יום ראשון, 1 באפריל 2012

The Thermos




For those of you unfamiliar with IVF in Israel, here is a brief description of the process. The procedure is done in private hospitals. The frozen sperm is kept in public hospitals. So the obvious question is how does it get from one hospital to the other? Well, this is Israel; and while I hear lots of olim (new immigrants) complain about the bureaucracy, having lived in the United States as well, it is not any more bureaucratic. BUT, here everything is always funnier, more charming and makes for wonderful anecdotes, but I digress. So, how do you transport frozen sperm? Well, in a thermos of course.

Let me digress again. I live in Central Tel Aviv, the equivalent to Manhattan. I don’t have a car because most everything I need is steps away and also, like in Manhattan, but even more complex, if that is possible, is the parking situation.  One needs a special PH.D to decipher the parking signs and a direct line to Gd in order to find a parking spot. 

Back to the issue at hand; one can go pick up their sperm by bus, bike, car, or taxi.  Since my sperm was at a hospital 30 minutes away by car, and since I was saving all my shekels for supporting my future children, I opted to go by bus.

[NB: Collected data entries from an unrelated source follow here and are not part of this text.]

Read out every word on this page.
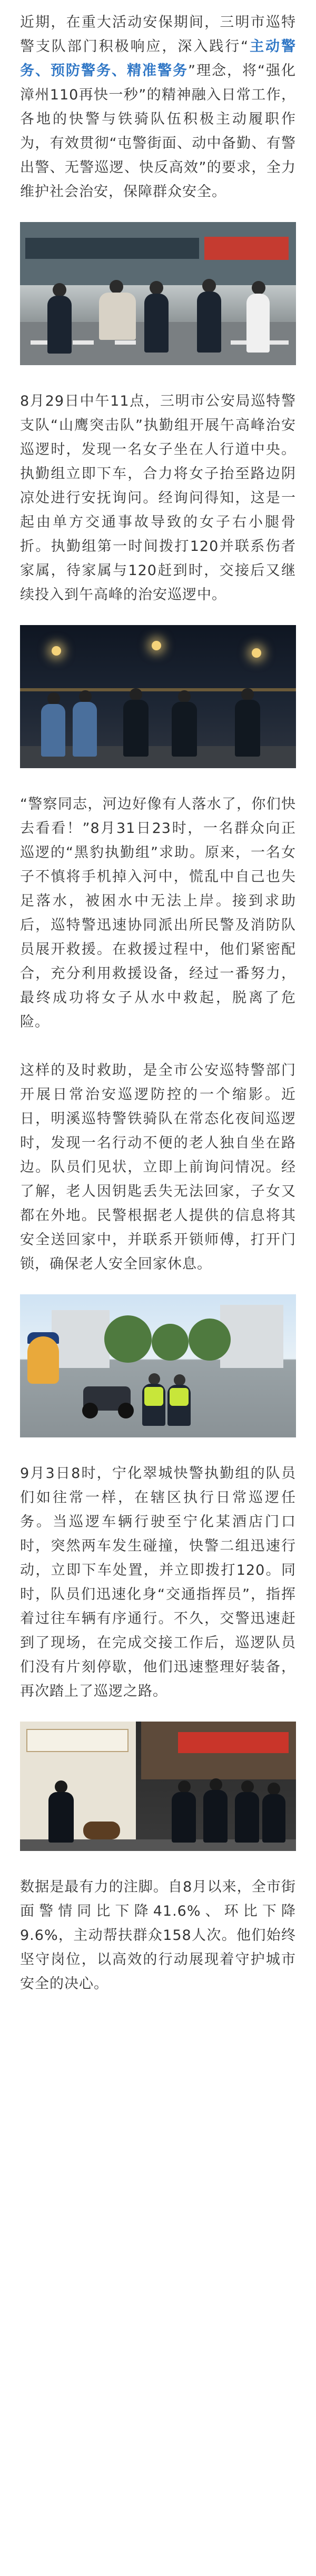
近期，在重大活动安保期间，三明市巡特警支队部门积极响应，深入践行“主动警务、预防警务、精准警务”理念，将“强化漳州110再快一秒”的精神融入日常工作，各地的快警与铁骑队伍积极主动履职作为，有效贯彻“屯警街面、动中备勤、有警出警、无警巡逻、快反高效”的要求，全力维护社会治安，保障群众安全。

8月29日中午11点，三明市公安局巡特警支队“山鹰突击队”执勤组开展午高峰治安巡逻时，发现一名女子坐在人行道中央。执勤组立即下车，合力将女子抬至路边阴凉处进行安抚询问。经询问得知，这是一起由单方交通事故导致的女子右小腿骨折。执勤组第一时间拨打120并联系伤者家属，待家属与120赶到时，交接后又继续投入到午高峰的治安巡逻中。

“警察同志，河边好像有人落水了，你们快去看看！”8月31日23时，一名群众向正巡逻的“黑豹执勤组”求助。原来，一名女子不慎将手机掉入河中，慌乱中自己也失足落水，被困水中无法上岸。接到求助后，巡特警迅速协同派出所民警及消防队员展开救援。在救援过程中，他们紧密配合，充分利用救援设备，经过一番努力，最终成功将女子从水中救起，脱离了危险。

这样的及时救助，是全市公安巡特警部门开展日常治安巡逻防控的一个缩影。近日，明溪巡特警铁骑队在常态化夜间巡逻时，发现一名行动不便的老人独自坐在路边。队员们见状，立即上前询问情况。经了解，老人因钥匙丢失无法回家，子女又都在外地。民警根据老人提供的信息将其安全送回家中，并联系开锁师傅，打开门锁，确保老人安全回家休息。

9月3日8时，宁化翠城快警执勤组的队员们如往常一样，在辖区执行日常巡逻任务。当巡逻车辆行驶至宁化某酒店门口时，突然两车发生碰撞，快警二组迅速行动，立即下车处置，并立即拨打120。同时，队员们迅速化身“交通指挥员”，指挥着过往车辆有序通行。不久，交警迅速赶到了现场，在完成交接工作后，巡逻队员们没有片刻停歇，他们迅速整理好装备，再次踏上了巡逻之路。

数据是最有力的注脚。自8月以来，全市街面警情同比下降41.6%、环比下降9.6%，主动帮扶群众158人次。他们始终坚守岗位，以高效的行动展现着守护城市安全的决心。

So, picture this: I go to the private hospital to check out my thermos. I leave an enormous check as a deposit, because they're afraid I might not return it… Yes, I am planning to put my coffee in this thermos after the sperm is delivered (?????!!!!). I get on a local bus to the intra-city bus to the public hospital where my sperm is ladled (yes, ladled) into my thermos.  They don’t close the thermos tightly because of something to do with air pressure and the temperature of the sperm (never very clear to me). Now I go back to the bus stop to get the intra-city bus to the city bus to the hospital.  The entire way back I'm thinking if the bus stops short and my not so tightly sealed thermos opens and out flies the sperm, not only will I have lost the money on my sperm, but will the hospital give me back the enormous deposit if the top goes rolling, and someone trips and falls, and is sperm slippery, and is the bus company liable, will my insurance pay for said slippage and is slippage anything like shrinkage and boy that’s pretty Freudian especially since I'm transporting sperm…

ANYWAY, I finally make it to the private hospital with no leakage, slippage, spillage or shrinkage; leave the sperm, get my check back and carry on.

This happened four times.  On the fifth try, my friend Gila, who had just gotten a new job and a new car befitting her new position, offered to drive me.  She had cute little quips the whole way there and back which were pretty gross and inappropriate but had me giggling nonetheless and wondering if I was really meant to be a mom. Needless to say, there was no spillage or shrinkage and in fact, two little miracles came from it.

I have been studying to become a life coach. One of the principals is win-win. If a relationship isn’t win-win, both sides are not getting a relatively equal degree of benefit from it. This is a win-lose or even a lose-lose relationship and is doomed.  Gila is one of a few friends that I feel I have a win- win type of relationship with.

When I got pregnant with the girls, I realized I would have very little time to myself.  I decided that all the people in my life who I didn’t have a win win friendship with needed to be uprooted, that I finally had a good enough reason to do it.  (Let's not delve for now into the obvious; if it wasn’t working for me then it was a good enough reason to end it).

Through it all my friend Gila has been a constant source of biting humor and staunch support. I read blogs all the time about the non-mom friends who don’t get it. I have a few of those myself.  She is a non-mom friend who gets it and I feel lucky to have her in my life.